Gegen 3:00 Uhr ist alles im abgedreht im Kasten. Das Team beglückwünscht und verabschiedet sich. Wir entschwinden mit unserem Zwangsohrwurm in die Nacht. Der Geist der Weihnacht legt sich für fünf Monate schlafen.
Am Folgemorgen schäle ich mich müde mit Muskelkater in den Waden aus dem Bett. War der Drehwahnsinn real oder nur ein wilder Traum? Beamen wir uns mal in die wahrhaftige Vorweihnachtszeit und werfen einen Blick in das mittlerweile veröffentlichte Musikvideo. Für den Bruchteil einer Sekunde glaube ich, eine ausgesprochen attraktive Trompeterin mit Wellenfrisur und gequältem „Nehmt-mir-endlich-diese-Waffen-an-Schuhen ab-Blick“ entdeckt zu haben. Mein Name hingegen taucht im Abspann nicht unter den Darstellern auf. Was in dieser ominösen Nacht wirklich geschehen ist, bleibt das Geheimnis der Weihnacht…
Mittlerweile besuchte ich im Advent wieder die besagte – diesmal ganz ohne Watte und Schaum – verschneite Marktgemeinde und erlebte wahrlich wunderliche Dinge in einem Postamt, das keines sein wollte. Aber dazu mehr – Achtung: Cliffhanger – in einem Jahr…
Im Namen des Klassik-begeistert-Teams wünsche ich allen eine ruhige, besinnliche oder je nach Gusto auch wilde Weihnachtszeit.

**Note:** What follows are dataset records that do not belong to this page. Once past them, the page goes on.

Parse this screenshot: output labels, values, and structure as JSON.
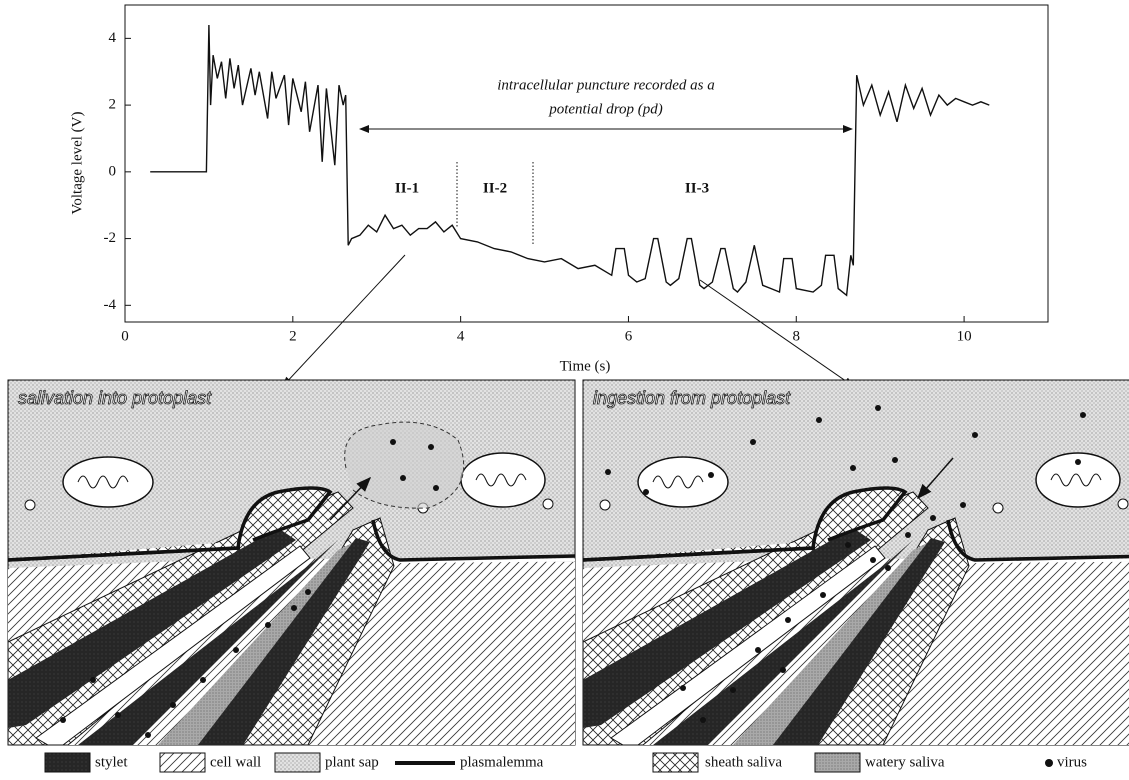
{
  "chart_data": {
    "type": "line",
    "x_label": "Time (s)",
    "y_label": "Voltage level (V)",
    "annotation": [
      "intracellular puncture recorded as a",
      "potential drop (pd)"
    ],
    "phases": [
      "II-1",
      "II-2",
      "II-3"
    ],
    "color": "#111111",
    "grid": false,
    "xlim": [
      0,
      11
    ],
    "ylim": [
      -4.5,
      5
    ],
    "xticks": [
      0,
      2,
      4,
      6,
      8,
      10
    ],
    "yticks": [
      -4,
      -2,
      0,
      2,
      4
    ],
    "x": [
      0.3,
      0.97,
      1.0,
      1.02,
      1.05,
      1.1,
      1.15,
      1.2,
      1.25,
      1.3,
      1.35,
      1.4,
      1.5,
      1.55,
      1.6,
      1.7,
      1.75,
      1.8,
      1.9,
      1.95,
      2.0,
      2.1,
      2.15,
      2.2,
      2.3,
      2.35,
      2.4,
      2.5,
      2.55,
      2.6,
      2.63,
      2.66,
      2.7,
      2.8,
      2.9,
      3.0,
      3.1,
      3.2,
      3.3,
      3.4,
      3.5,
      3.6,
      3.7,
      3.8,
      3.9,
      4.0,
      4.2,
      4.4,
      4.6,
      4.8,
      5.0,
      5.2,
      5.4,
      5.6,
      5.8,
      5.85,
      5.95,
      6.0,
      6.1,
      6.2,
      6.3,
      6.35,
      6.45,
      6.5,
      6.6,
      6.7,
      6.75,
      6.85,
      6.9,
      7.0,
      7.1,
      7.15,
      7.25,
      7.3,
      7.4,
      7.5,
      7.6,
      7.7,
      7.8,
      7.85,
      7.95,
      8.0,
      8.2,
      8.3,
      8.35,
      8.45,
      8.5,
      8.6,
      8.65,
      8.68,
      8.72,
      8.8,
      8.9,
      9.0,
      9.1,
      9.2,
      9.3,
      9.4,
      9.5,
      9.6,
      9.7,
      9.8,
      9.9,
      10.0,
      10.1,
      10.2,
      10.3
    ],
    "values": [
      0,
      0,
      4.4,
      2.0,
      3.5,
      2.8,
      3.3,
      2.2,
      3.4,
      2.5,
      3.2,
      2.0,
      3.1,
      2.3,
      3.0,
      1.6,
      3.0,
      2.2,
      2.9,
      1.4,
      2.8,
      1.8,
      2.7,
      1.2,
      2.6,
      0.3,
      2.5,
      0.2,
      2.6,
      2.0,
      2.3,
      -2.2,
      -2.0,
      -1.9,
      -1.6,
      -1.8,
      -1.3,
      -1.7,
      -1.6,
      -1.9,
      -1.7,
      -1.7,
      -1.5,
      -1.8,
      -1.6,
      -2.0,
      -2.1,
      -2.3,
      -2.4,
      -2.6,
      -2.7,
      -2.6,
      -2.9,
      -2.8,
      -3.1,
      -2.3,
      -2.3,
      -3.1,
      -3.3,
      -3.2,
      -2.0,
      -2.0,
      -3.3,
      -3.4,
      -3.2,
      -2.0,
      -2.0,
      -3.4,
      -3.5,
      -3.3,
      -2.3,
      -2.3,
      -3.5,
      -3.6,
      -3.3,
      -2.2,
      -3.4,
      -3.5,
      -3.6,
      -2.6,
      -2.6,
      -3.5,
      -3.6,
      -3.4,
      -2.5,
      -2.5,
      -3.5,
      -3.7,
      -2.5,
      -2.8,
      2.9,
      2.0,
      2.6,
      1.7,
      2.4,
      1.5,
      2.6,
      1.9,
      2.5,
      1.7,
      2.3,
      2.0,
      2.2,
      2.1,
      2.0,
      2.1,
      2.0
    ]
  },
  "panels": [
    {
      "title": "salivation into protoplast"
    },
    {
      "title": "ingestion from protoplast"
    }
  ],
  "legend": [
    "stylet",
    "cell wall",
    "plant sap",
    "plasmalemma",
    "sheath saliva",
    "watery saliva",
    "virus"
  ]
}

Petra Spelzhaus, 24. Dezember 2022, für
klassik-begeistert.de und klassik-begeistert.at
Spontan sprang Dr. Petra Spelzhaus, Jahrgang 1972 und wohnhaft in München, bei der Jazzahead 2019 für eine erkrankte Kollegin ein und berichtete vom Partnerland Norwegen für klassik-begeistert.de. Ehe sie sich versah, war sie Autorin. Sie qualifizierte sich schon früh für die Musiksparte, kannte sie doch bereits alle Komponisten ihres Quartett-Kartenspiels auswendig, noch bevor sie richtig sprechen konnte. Schweißtreibende Jahre folgten beim Versuch diverse Instrumente spielen zu lernen. Als Jugendliche traf sie ihre große Liebe, die Trompete. Nach zunächst klassisch geprägter Ausbildung stieß sie auf Jazz- und Weltmusik. Es fiel ihr wie Schuppen von den Ohren: „Ich will musikalisch frei sein und improvisieren.“ Namhafte Professoren unterstützen sie bei dem nahezu unmöglichen Unterfangen. Getreu ihrem Motto „Life is Jazz“ möchte die ganzheitlich tätige Ärztin Auge und Ohr auf Klassik-begeistert für die Jazzmusik öffnen. In der Kolumne „Dr. Spelzhaus Spezial“ informiert sie from time to time über Medizin und Musik.